Keys to success: Educate, don't sell. The key here is to build relationships. These develop over time as you create credibility and trust. To be truly effective, you must always be on the lookout for ways you can help your network. Start from the perspective of giving more than you ask and your network will become your most valuable marketing tool.

5. Commit to electronic marketing.

Marketing through e-mail is flexible, cost-effective, easy to measure (assuming you put the right tracking in place) and high impact. It allows you to easily drive traffic to your Web site, reach a broad geographic audience and stay in frequent contact with your customers and prospects. E-mail marketing allows you to market your services and establish your expertise with your audience.

Use it for newsletters, new product announcements or to share your publicity success. The ideas are endless. But know that this flexibility and ease-of-use can cause problems. Remember, this is a marketing campaign. So be sure to think it through, develop an appropriate message, create a piece that reflects your brand, know your objectives and make sure the information is valuable for your market, or people will quickly unsubscribe.

Most practices have harnessed the power of e-newsletters — and you definitely should be sending out one, too. It's very cost-effective. But exactly because e-mail marketing is now nearly ubiquitous, you can quickly stand out by occasionally sending personal, surface mail letters to existing and prospective patients. Just make sure the letter delivers something patients want to read, whether a personal analysis of recently published research or news item.

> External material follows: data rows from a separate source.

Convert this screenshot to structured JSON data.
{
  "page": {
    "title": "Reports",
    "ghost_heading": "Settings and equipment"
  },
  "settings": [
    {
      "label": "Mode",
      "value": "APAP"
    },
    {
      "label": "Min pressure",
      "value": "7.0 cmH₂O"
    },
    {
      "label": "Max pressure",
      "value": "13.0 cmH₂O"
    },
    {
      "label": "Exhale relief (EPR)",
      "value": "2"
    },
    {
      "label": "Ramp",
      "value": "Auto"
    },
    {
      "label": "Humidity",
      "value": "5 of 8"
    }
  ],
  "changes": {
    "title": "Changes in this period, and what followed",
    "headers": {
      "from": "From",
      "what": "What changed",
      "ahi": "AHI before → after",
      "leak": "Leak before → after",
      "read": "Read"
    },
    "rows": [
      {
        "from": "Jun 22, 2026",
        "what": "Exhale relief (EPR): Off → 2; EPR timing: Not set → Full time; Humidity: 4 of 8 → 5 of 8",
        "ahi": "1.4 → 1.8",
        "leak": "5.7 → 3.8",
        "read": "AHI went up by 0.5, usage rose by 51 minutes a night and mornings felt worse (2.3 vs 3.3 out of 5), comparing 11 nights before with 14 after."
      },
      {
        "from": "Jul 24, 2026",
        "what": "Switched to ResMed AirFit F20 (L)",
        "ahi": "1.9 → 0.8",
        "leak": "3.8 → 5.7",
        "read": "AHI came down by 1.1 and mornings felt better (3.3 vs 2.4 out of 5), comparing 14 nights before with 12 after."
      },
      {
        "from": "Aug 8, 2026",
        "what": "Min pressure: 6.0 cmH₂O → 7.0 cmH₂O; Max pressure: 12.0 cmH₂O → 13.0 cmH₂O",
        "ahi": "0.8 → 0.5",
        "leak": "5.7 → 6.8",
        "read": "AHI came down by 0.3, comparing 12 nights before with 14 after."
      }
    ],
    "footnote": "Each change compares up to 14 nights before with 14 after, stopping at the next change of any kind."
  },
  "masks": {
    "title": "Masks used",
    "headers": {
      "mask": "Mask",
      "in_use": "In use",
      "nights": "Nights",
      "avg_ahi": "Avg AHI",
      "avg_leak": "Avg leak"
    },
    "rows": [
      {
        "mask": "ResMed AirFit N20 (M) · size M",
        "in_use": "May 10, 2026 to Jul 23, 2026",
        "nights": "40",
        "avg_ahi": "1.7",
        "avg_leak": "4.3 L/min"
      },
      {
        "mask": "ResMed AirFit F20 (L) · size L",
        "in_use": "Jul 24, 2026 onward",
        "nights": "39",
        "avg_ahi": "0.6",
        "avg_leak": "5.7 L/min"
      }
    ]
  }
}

Become an online expert. This is the "free sample" approach to bringing in new patients. Research active e-mail discussion lists and online bulletin boards that are relevant to your practice. Join several and start posting expert advice to solve problems or answer questions. Online video is another great way to promote your practice in a digital format. Put videos of your expert advice on YouTube and other video-sharing sites. Set up a free listing for your business in search engine local directories. You can do this at Google.com/local/; Bing.com/local/; and listings.local.yahoo.com/ Be sure to include your website link and business description. Set your business profile or page up on LinkedIn, Facebook and Twitter. Be sure your business profile includes a good description, keywords and a link to your website. Look for groups or conversations that talk about health and wellness and participate in the conversations. You will need to keep this up for a bit. But the rewards come back in new patients and referrals.

Keys to success: Don't be seen as a "spammer"! Send e-mail only to those people who have given permission. When someone asks to be removed, respond immediately.

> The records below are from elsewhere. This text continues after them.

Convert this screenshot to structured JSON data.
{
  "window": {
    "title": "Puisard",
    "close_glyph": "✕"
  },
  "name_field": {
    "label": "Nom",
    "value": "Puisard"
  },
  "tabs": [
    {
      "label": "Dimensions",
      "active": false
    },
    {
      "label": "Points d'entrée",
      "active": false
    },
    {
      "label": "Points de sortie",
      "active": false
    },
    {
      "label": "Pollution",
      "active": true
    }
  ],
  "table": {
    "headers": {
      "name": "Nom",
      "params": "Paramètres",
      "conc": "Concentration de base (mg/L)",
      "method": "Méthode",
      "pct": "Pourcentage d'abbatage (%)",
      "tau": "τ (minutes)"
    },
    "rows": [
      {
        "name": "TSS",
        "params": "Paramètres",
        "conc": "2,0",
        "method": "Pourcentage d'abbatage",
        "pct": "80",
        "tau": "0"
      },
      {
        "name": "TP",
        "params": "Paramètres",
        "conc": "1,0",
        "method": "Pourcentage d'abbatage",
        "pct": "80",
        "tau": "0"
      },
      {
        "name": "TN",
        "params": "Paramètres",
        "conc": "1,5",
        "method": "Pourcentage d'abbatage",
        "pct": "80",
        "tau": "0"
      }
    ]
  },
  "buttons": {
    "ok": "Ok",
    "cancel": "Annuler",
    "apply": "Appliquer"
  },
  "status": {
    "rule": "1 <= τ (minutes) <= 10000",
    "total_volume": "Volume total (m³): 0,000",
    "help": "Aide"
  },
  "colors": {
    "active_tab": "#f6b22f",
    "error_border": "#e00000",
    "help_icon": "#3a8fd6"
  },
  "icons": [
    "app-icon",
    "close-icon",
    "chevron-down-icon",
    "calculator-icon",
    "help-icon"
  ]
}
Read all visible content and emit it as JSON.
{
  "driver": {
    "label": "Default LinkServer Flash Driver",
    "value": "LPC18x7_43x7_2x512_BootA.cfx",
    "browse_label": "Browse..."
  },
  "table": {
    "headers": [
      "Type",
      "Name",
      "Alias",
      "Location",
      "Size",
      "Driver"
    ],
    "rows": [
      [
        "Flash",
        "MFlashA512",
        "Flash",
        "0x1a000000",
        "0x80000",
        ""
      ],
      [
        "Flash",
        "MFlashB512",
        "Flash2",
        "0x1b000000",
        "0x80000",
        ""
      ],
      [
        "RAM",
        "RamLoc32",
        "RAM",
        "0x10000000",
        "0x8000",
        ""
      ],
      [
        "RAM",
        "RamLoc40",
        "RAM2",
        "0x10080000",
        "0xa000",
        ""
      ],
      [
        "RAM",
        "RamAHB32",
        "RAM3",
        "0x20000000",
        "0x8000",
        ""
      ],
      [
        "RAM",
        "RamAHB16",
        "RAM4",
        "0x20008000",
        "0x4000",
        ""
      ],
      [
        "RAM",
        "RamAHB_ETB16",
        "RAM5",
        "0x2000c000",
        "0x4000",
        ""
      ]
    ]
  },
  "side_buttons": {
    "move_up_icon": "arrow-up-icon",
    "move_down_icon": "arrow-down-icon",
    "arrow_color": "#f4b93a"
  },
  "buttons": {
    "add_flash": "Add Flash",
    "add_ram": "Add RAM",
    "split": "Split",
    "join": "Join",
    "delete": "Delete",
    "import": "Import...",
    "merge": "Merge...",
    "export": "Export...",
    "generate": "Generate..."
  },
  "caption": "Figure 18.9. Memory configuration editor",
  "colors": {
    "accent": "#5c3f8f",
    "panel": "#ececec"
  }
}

A Continuous and Targeted Process

Too many practice owners think marketing is like a trip to the dentist — something you just have to do every six months or so. But when marketing is continuous and targeted rather than occasional and shotgun, it gets easier. If prospective patients have a positive view of your practice and reputation before you call or before they start looking for a chiropractor, you're that much closer to the result you seek to achieve. The news flash is that ongoing marketing isn't tied to a price tag. It's defined only by putting the right message in front of the right person at the right time.